|
CUANDO SALIÓ DE EGIPTO, el pueblo de Israel tenía la promesa de llegar a una tierra de la que fluía leche y miel, la tierra prometida. Para llegar allá, había dos caminos posibles: (1) pasar por la tierra de los filisteos, lo que les llevaría pocos días para poseer la tierra por heredad, (2) atravesar el desierto, pasando por el monte Sinaí, y tardar unos tres meses en llegar a Canaán. Sin embargo, fueron guiados por el desierto, por el camino más largo, y en lugar de llegar en pocos meses, tardaron 40 años.

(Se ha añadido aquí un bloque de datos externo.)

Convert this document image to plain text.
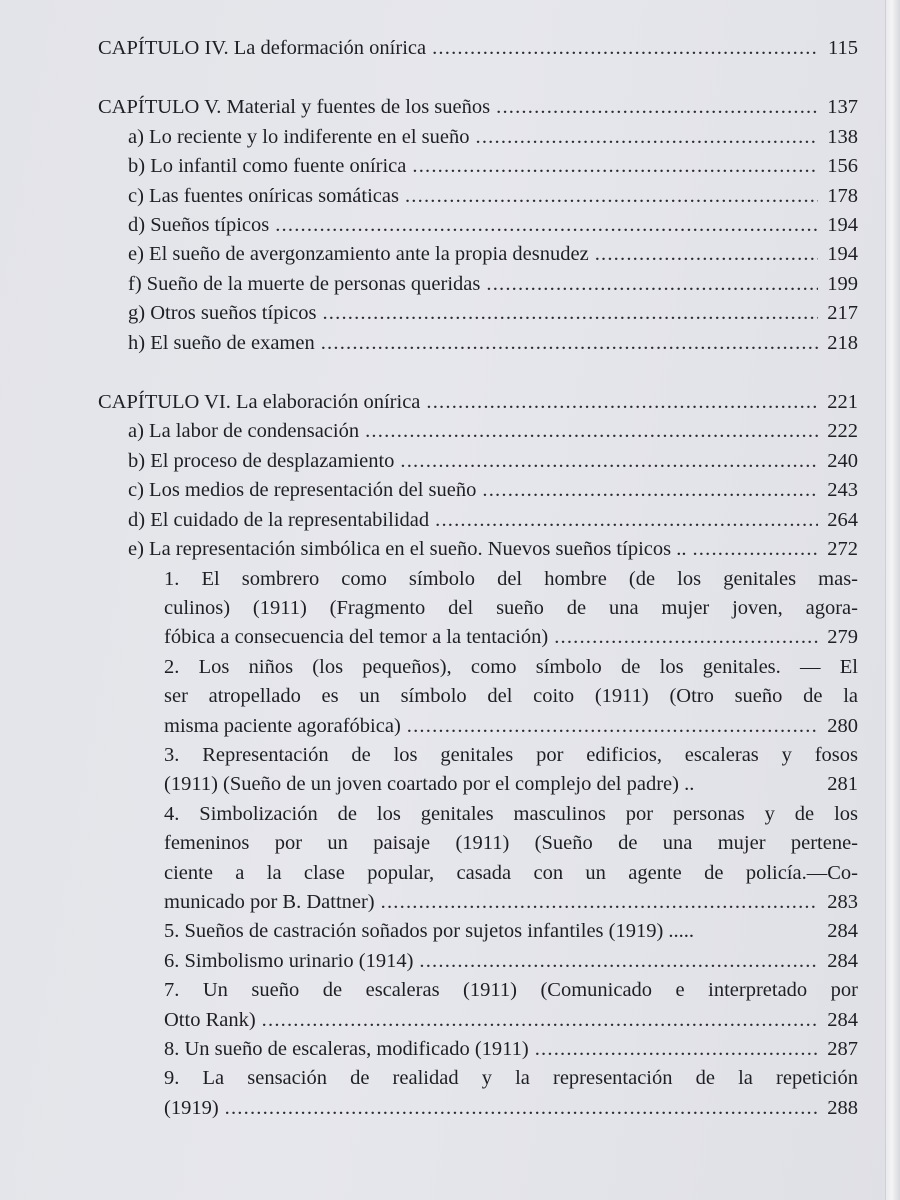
CAPÍTULO IV. La deformación onírica .....	115
CAPÍTULO V. Material y fuentes de los sueños .....	137
a) Lo reciente y lo indiferente en el sueño .....	138
b) Lo infantil como fuente onírica .....	156
c) Las fuentes oníricas somáticas .....	178
d) Sueños típicos .....	194
e) El sueño de avergonzamiento ante la propia desnudez .....	194
f) Sueño de la muerte de personas queridas .....	199
g) Otros sueños típicos .....	217
h) El sueño de examen .....	218
CAPÍTULO VI. La elaboración onírica .....	221
a) La labor de condensación .....	222
b) El proceso de desplazamiento .....	240
c) Los medios de representación del sueño .....	243
d) El cuidado de la representabilidad .....	264
e) La representación simbólica en el sueño. Nuevos sueños típicos .. .....	272
1. El sombrero como símbolo del hombre (de los genitales mas-
culinos) (1911) (Fragmento del sueño de una mujer joven, agora-
fóbica a consecuencia del temor a la tentación) .....	279
2. Los niños (los pequeños), como símbolo de los genitales. — El
ser atropellado es un símbolo del coito (1911) (Otro sueño de la
misma paciente agorafóbica) .....	280
3. Representación de los genitales por edificios, escaleras y fosos
(1911) (Sueño de un joven coartado por el complejo del padre) ..	281
4. Simbolización de los genitales masculinos por personas y de los
femeninos por un paisaje (1911) (Sueño de una mujer pertene-
ciente a la clase popular, casada con un agente de policía.—Co-
municado por B. Dattner) .....	283
5. Sueños de castración soñados por sujetos infantiles (1919) .....	284
6. Simbolismo urinario (1914) .....	284
7. Un sueño de escaleras (1911) (Comunicado e interpretado por
Otto Rank) .....	284
8. Un sueño de escaleras, modificado (1911) .....	287
9. La sensación de realidad y la representación de la repetición
(1919) .....	288
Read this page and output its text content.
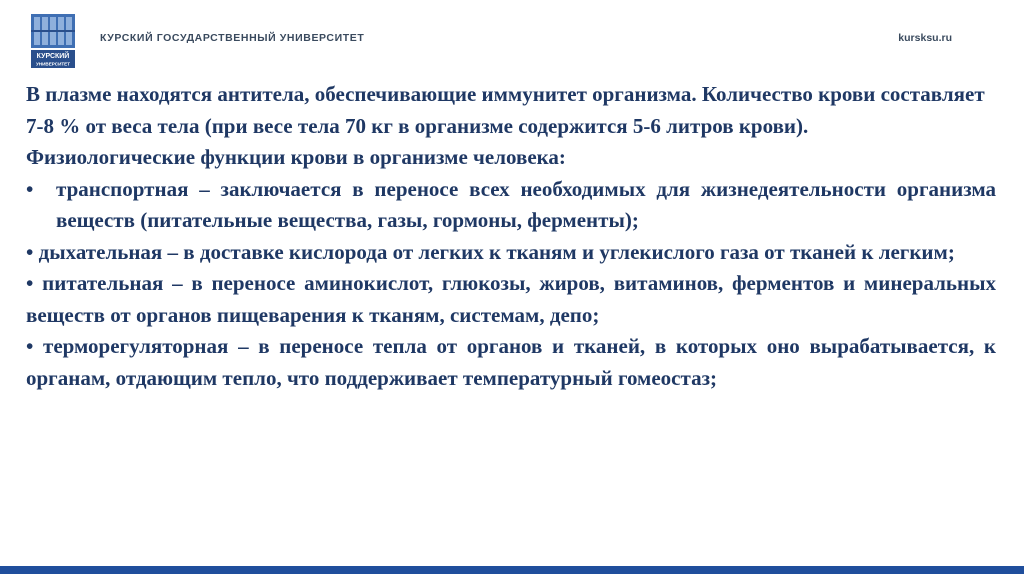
КУРСКИЙ
УНИВЕРСИТЕТ
КУРСКИЙ ГОСУДАРСТВЕННЫЙ УНИВЕРСИТЕТ	kursksu.ru

В плазме находятся антитела, обеспечивающие иммунитет организма. Количество крови составляет 7-8 % от веса тела (при весе тела 70 кг в организме содержится 5-6 литров крови).

Физиологические функции крови в организме человека:

• транспортная – заключается в переносе всех необходимых для жизнедеятельности организма веществ (питательные вещества, газы, гормоны, ферменты);

• дыхательная – в доставке кислорода от легких к тканям и углекислого газа от тканей к легким;

• питательная – в переносе аминокислот, глюкозы, жиров, витаминов, ферментов и минеральных веществ от органов пищеварения к тканям, системам, депо;

• терморегуляторная – в переносе тепла от органов и тканей, в которых оно вырабатывается, к органам, отдающим тепло, что поддерживает температурный гомеостаз;
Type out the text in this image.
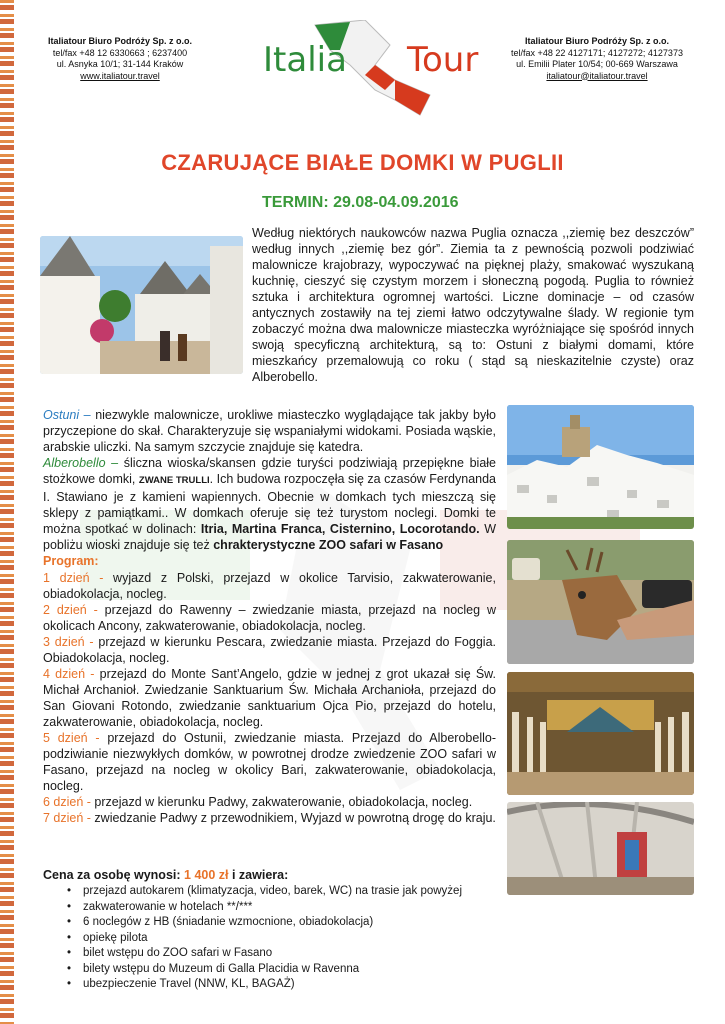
Italiatour Biuro Podróży Sp. z o.o.
tel/fax +48 12 6330663 ; 6237400
ul. Asnyka 10/1; 31-144 Kraków
www.italiatour.travel	Italia Tour	Italiatour Biuro Podróży Sp. z o.o.
tel/fax +48 22 4127171; 4127272; 4127373
ul. Emilii Plater 10/54; 00-669 Warszawa
italiatour@italiatour.travel
CZARUJĄCE BIAŁE DOMKI W PUGLII
TERMIN: 29.08-04.09.2016

Według niektórych naukowców nazwa Puglia oznacza ,,ziemię bez deszczów” według innych ,,ziemię bez gór”. Ziemia ta z pewnością pozwoli podziwiać malownicze krajobrazy, wypoczywać na pięknej plaży, smakować wyszukaną kuchnię, cieszyć się czystym morzem i słoneczną pogodą. Puglia to również sztuka i architektura ogromnej wartości. Liczne dominacje – od czasów antycznych zostawiły na tej ziemi łatwo odczytywalne ślady. W regionie tym zobaczyć można dwa malownicze miasteczka wyróżniające się spośród innych swoją specyficzną architekturą, są to: Ostuni z białymi domami, które mieszkańcy przemalowują co roku ( stąd są nieskazitelnie czyste) oraz Alberobello.

Ostuni – niezwykle malownicze, urokliwe miasteczko wyglądające tak jakby było przyczepione do skał. Charakteryzuje się wspaniałymi widokami. Posiada wąskie, arabskie uliczki. Na samym szczycie znajduje się katedra.
Alberobello – śliczna wioska/skansen gdzie turyści podziwiają przepiękne białe stożkowe domki, ZWANE TRULLI. Ich budowa rozpoczęła się za czasów Ferdynanda I. Stawiano je z kamieni wapiennych. Obecnie w domkach tych mieszczą się sklepy z pamiątkami.. W domkach oferuje się też turystom noclegi. Domki te można spotkać w dolinach: Itria, Martina Franca, Cisternino, Locorotando. W pobliżu wioski znajduje się też chrakterystyczne ZOO safari w Fasano
Program:

1 dzień - wyjazd z Polski, przejazd w okolice Tarvisio, zakwaterowanie, obiadokolacja, nocleg.
2 dzień - przejazd do Rawenny – zwiedzanie miasta, przejazd na nocleg w okolicach Ancony, zakwaterowanie, obiadokolacja, nocleg.
3 dzień - przejazd w kierunku Pescara, zwiedzanie miasta. Przejazd do Foggia. Obiadokolacja, nocleg.
4 dzień - przejazd do Monte Sant’Angelo, gdzie w jednej z grot ukazał się Św. Michał Archanioł. Zwiedzanie Sanktuarium Św. Michała Archanioła, przejazd do San Giovani Rotondo, zwiedzanie sanktuarium Ojca Pio, przejazd do hotelu, zakwaterowanie, obiadokolacja, nocleg.
5 dzień - przejazd do Ostunii, zwiedzanie miasta. Przejazd do Alberobello- podziwianie niezwykłych domków, w powrotnej drodze zwiedzenie ZOO safari w Fasano, przejazd na nocleg w okolicy Bari, zakwaterowanie, obiadokolacja, nocleg.
6 dzień - przejazd w kierunku Padwy, zakwaterowanie, obiadokolacja, nocleg.
7 dzień - zwiedzanie Padwy z przewodnikiem, Wyjazd w powrotną drogę do kraju.

Cena za osobę wynosi: 1 400 zł i zawiera:

• przejazd autokarem (klimatyzacja, video, barek, WC) na trasie jak powyżej
• zakwaterowanie w hotelach **/***
• 6 noclegów z HB (śniadanie wzmocnione, obiadokolacja)
• opiekę pilota
• bilet wstępu do ZOO safari w Fasano
• bilety wstępu do Muzeum di Galla Placidia w Ravenna
• ubezpieczenie Travel (NNW, KL, BAGAŻ)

Esta historia nos lleva a preguntarnos: ¿Por qué tardaron tanto tiempo en llegar? ¿No podía Dios prepararlos pronto e introducirlos en Canaán? Si analizamos detenidamente los hechos entendemos, primero, que el pueblo de Israel no estaba listo para asumir la responsabilidad de su libertad, y esto no se asume de la noche a la mañana. Segundo, todavía tenían que aprender muchas lecciones que el desierto les enseñaría: la fe, la paciencia, la obediencia, el orden, entre otras. Tercero, tenían una fe muy débil, y esta debería ser fortalecida con los milagros que Dios les mostró. Cuarto, tenían que aprender a humillar su corazón, lo cual lograrían mediante las pruebas en el desierto.
El camino de Dios es el mejor, aunque muchas veces no parezca correcto ante nuestros ojos. En ese camino, de muchas pruebas, escabroso y angosto, debe pulirse el metal y refinarse el oro. Así como en el desierto las noches son muy frías y los días inmensamente calientes, así es el camino del Señor que nos lleva a la Canaán celestial. Si te resistes a seguir ese camino no llegarás allí, y pronto perderás el rumbo, porque tu Guía va por el camino que te ha señalado que sigas. Para seguir la guía de Dios, hay que cultivar una relación con Jesús mediante la oración y su Palabra todos los días. Los que erran el camino son los que apartan su vista de él. En su camino, Dios provee luz para el tiempo de oscuridad y refugio para el tiempo de prueba.
El salmista nos anima diciendo: «Alzaré mis ojos a los montes. ¿De dónde vendrá mi socorro? Mi socorro viene de Jehová, que hizo los cielos y la tierra» (Salmos 121: 1, 2).